‘When AWS sneezes, half the internet catches the flu’- AWS outage industry reaction

‘When AWS sneezes, half the internet catches the flu’- AWS outage industry reaction


The outage on 20 October at US tech giant Amazon Web Services (AWS) affected a wide range of apps including Lloyds Bank and its subsidiary brands Halifax and Bank of Scotland.

Reports elsewhere highlighted the global impact of the outage. In Australia, customers of ANZ were impacted on and off for much of the day.

AWS is estimated to account for up to 30% of the global cloud market share, ahead of about 20% for Microsoft Azure and 13% for Google Cloud.

Banking sector commentators give their take on the impact of the outage.

Today’s AWS incident is a stark reminder that even the largest and most reliable cloud providers can experience significant outages – but these risks can be mitigated. The key lies in building resilience into your infrastructure from the outset. Diversifying across multiple cloud providers and geographic regions is essential to ensure redundancy and enable seamless failover when disruption occurs. Just as important is decoupling critical services – such as, for example, identity management, DNS, and core data layers – from any single provider, so that if one ecosystem is impacted, your operations can continue elsewhere.

For organisations that prioritise data sovereignty, it should also be a key consideration, with local failover options and replication to trusted jurisdictions built into their continuity strategy. Effective mitigation also includes regular backup and recovery testing, automated failover processes, and a well-documented, frequently reviewed incident response plan.

A final consideration is that while large enterprises may have the internal resources to implement and manage these safeguards, smaller businesses without in-house expertise may struggle – not just during an outage, but with the aftermath and recovery.
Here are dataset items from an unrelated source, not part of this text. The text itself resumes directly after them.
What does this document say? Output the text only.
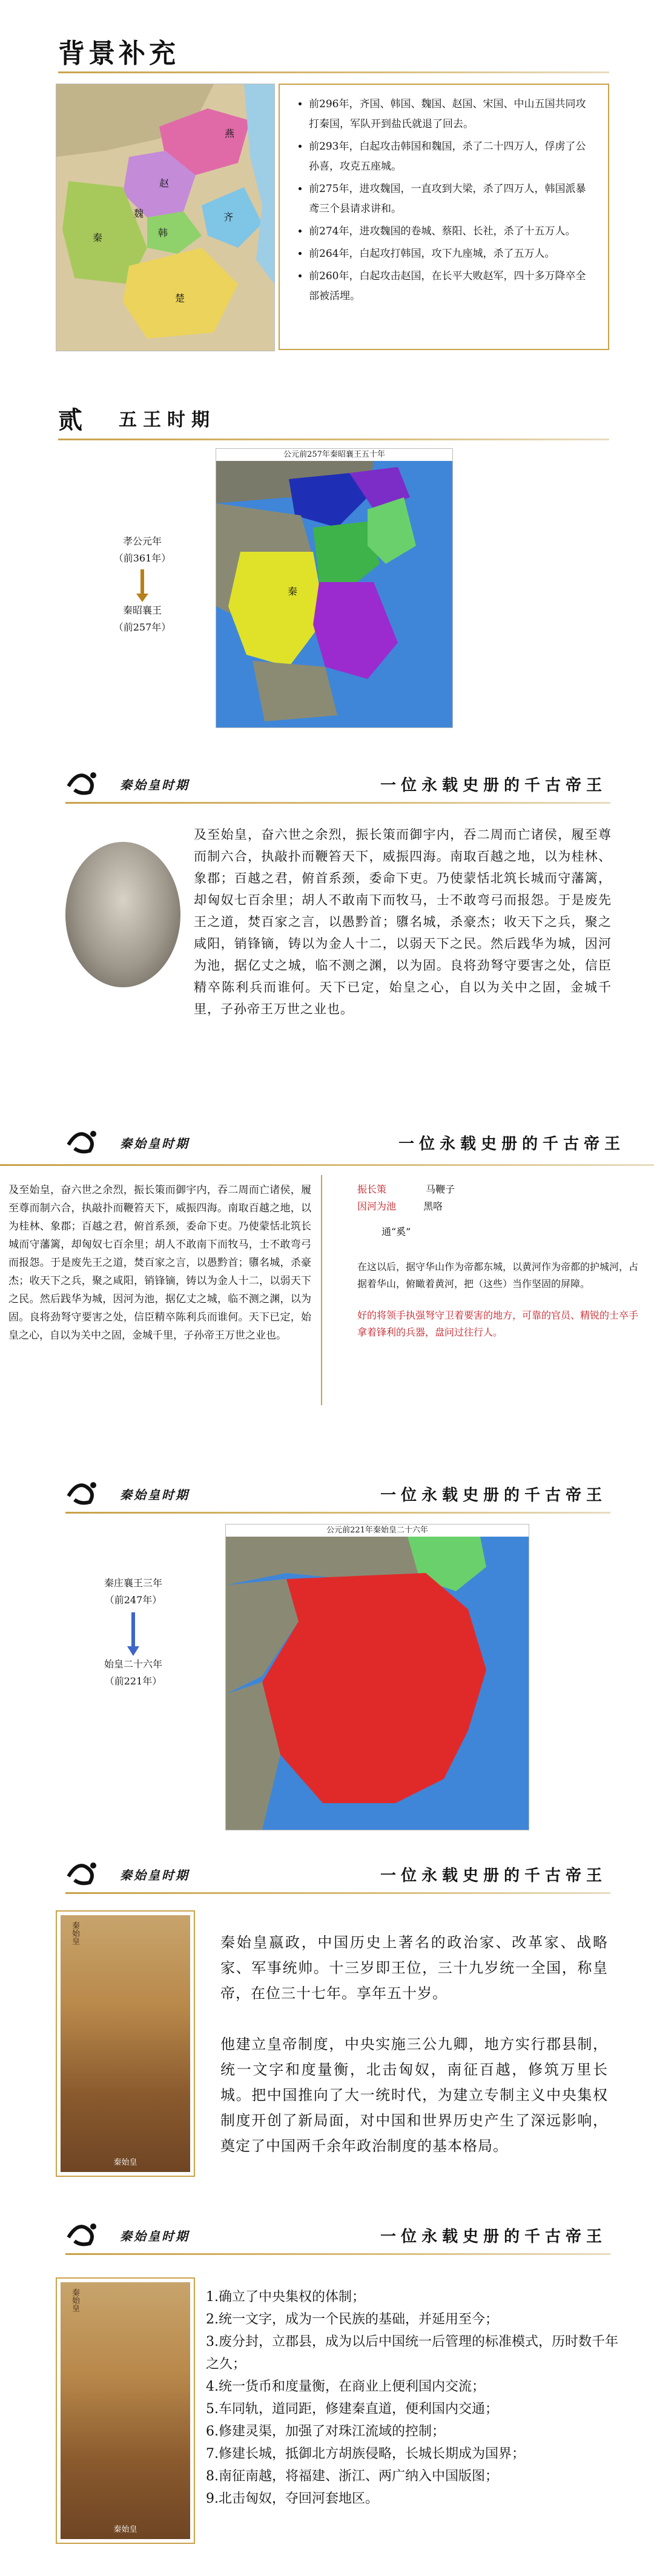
背景补充
燕
赵
韩
魏
秦
楚
齐
• 前296年，齐国、韩国、魏国、赵国、宋国、中山五国共同攻打秦国，军队开到盐氏就退了回去。
• 前293年，白起攻击韩国和魏国，杀了二十四万人，俘虏了公孙喜，攻克五座城。
• 前275年，进攻魏国，一直攻到大梁，杀了四万人，韩国派暴鸢三个县请求讲和。
• 前274年，进攻魏国的卷城、蔡阳、长社，杀了十五万人。
• 前264年，白起攻打韩国，攻下九座城，杀了五万人。
• 前260年，白起攻击赵国，在长平大败赵军，四十多万降卒全部被活埋。
贰 五王时期
孝公元年
（前361年）
秦昭襄王
（前257年）
公元前257年秦昭襄王五十年
秦
秦始皇时期	一位永载史册的千古帝王
及至始皇，奋六世之余烈，振长策而御宇内，吞二周而亡诸侯，履至尊而制六合，执敲扑而鞭笞天下，威振四海。南取百越之地，以为桂林、象郡；百越之君，俯首系颈，委命下吏。乃使蒙恬北筑长城而守藩篱，却匈奴七百余里；胡人不敢南下而牧马，士不敢弯弓而报怨。于是废先王之道，焚百家之言，以愚黔首；隳名城，杀豪杰；收天下之兵，聚之咸阳，销锋镝，铸以为金人十二，以弱天下之民。然后践华为城，因河为池，据亿丈之城，临不测之渊，以为固。良将劲弩守要害之处，信臣精卒陈利兵而谁何。天下已定，始皇之心，自以为关中之固，金城千里，子孙帝王万世之业也。
秦始皇时期	一位永载史册的千古帝王
及至始皇，奋六世之余烈，振长策而御宇内，吞二周而亡诸侯，履至尊而制六合，执敲扑而鞭笞天下，威振四海。南取百越之地，以为桂林、象郡；百越之君，俯首系颈，委命下吏。乃使蒙恬北筑长城而守藩篱，却匈奴七百余里；胡人不敢南下而牧马，士不敢弯弓而报怨。于是废先王之道，焚百家之言，以愚黔首；隳名城，杀豪杰；收天下之兵，聚之咸阳，销锋镝，铸以为金人十二，以弱天下之民。然后践华为城，因河为池，据亿丈之城，临不测之渊，以为固。良将劲弩守要害之处，信臣精卒陈利兵而谁何。天下已定，始皇之心，自以为关中之固，金城千里，子孙帝王万世之业也。
振长策	马鞭子
因河为池	黑咯
通“奚”
在这以后，据守华山作为帝都东城，以黄河作为帝都的护城河，占据着华山，俯瞰着黄河，把（这些）当作坚固的屏障。
好的将领手执强弩守卫着要害的地方，可靠的官员、精锐的士卒手拿着锋利的兵器，盘问过往行人。
秦始皇时期	一位永载史册的千古帝王
秦庄襄王三年
（前247年）
始皇二十六年
（前221年）
公元前221年秦始皇二十六年
秦始皇时期	一位永载史册的千古帝王
秦始皇
秦始皇
秦始皇嬴政，中国历史上著名的政治家、改革家、战略家、军事统帅。十三岁即王位，三十九岁统一全国，称皇帝，在位三十七年。享年五十岁。
他建立皇帝制度，中央实施三公九卿，地方实行郡县制，统一文字和度量衡，北击匈奴，南征百越，修筑万里长城。把中国推向了大一统时代，为建立专制主义中央集权制度开创了新局面，对中国和世界历史产生了深远影响，奠定了中国两千余年政治制度的基本格局。
秦始皇时期	一位永载史册的千古帝王
秦始皇
秦始皇
1.确立了中央集权的体制；
2.统一文字，成为一个民族的基础，并延用至今；
3.废分封，立郡县，成为以后中国统一后管理的标准模式，历时数千年之久；
4.统一货币和度量衡，在商业上便利国内交流；
5.车同轨，道同距，修建秦直道，便利国内交通；
6.修建灵渠，加强了对珠江流域的控制；
7.修建长城，抵御北方胡族侵略，长城长期成为国界；
8.南征南越，将福建、浙江、两广纳入中国版图；
9.北击匈奴，夺回河套地区。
By engaging with a trusted infrastructure partner, smaller organisations can gain the foresight, tools and support they need to maintain continuity, recover quickly, and minimise disruption when incidents occur.

This is of course not the first major outage we have experienced in recent memory. Only a little over a year ago a Microsoft outage caused airports and banks to grind to a halt. Modern life especially after the pandemic has become dependent on virtual connectivity and systems. It isn’t that long ago that most people carried cash and would have been perfectly able to bridge a banking issue without complications. However, nowadays cashless payments are the norm and most of us don’t habitually carry cash anymore.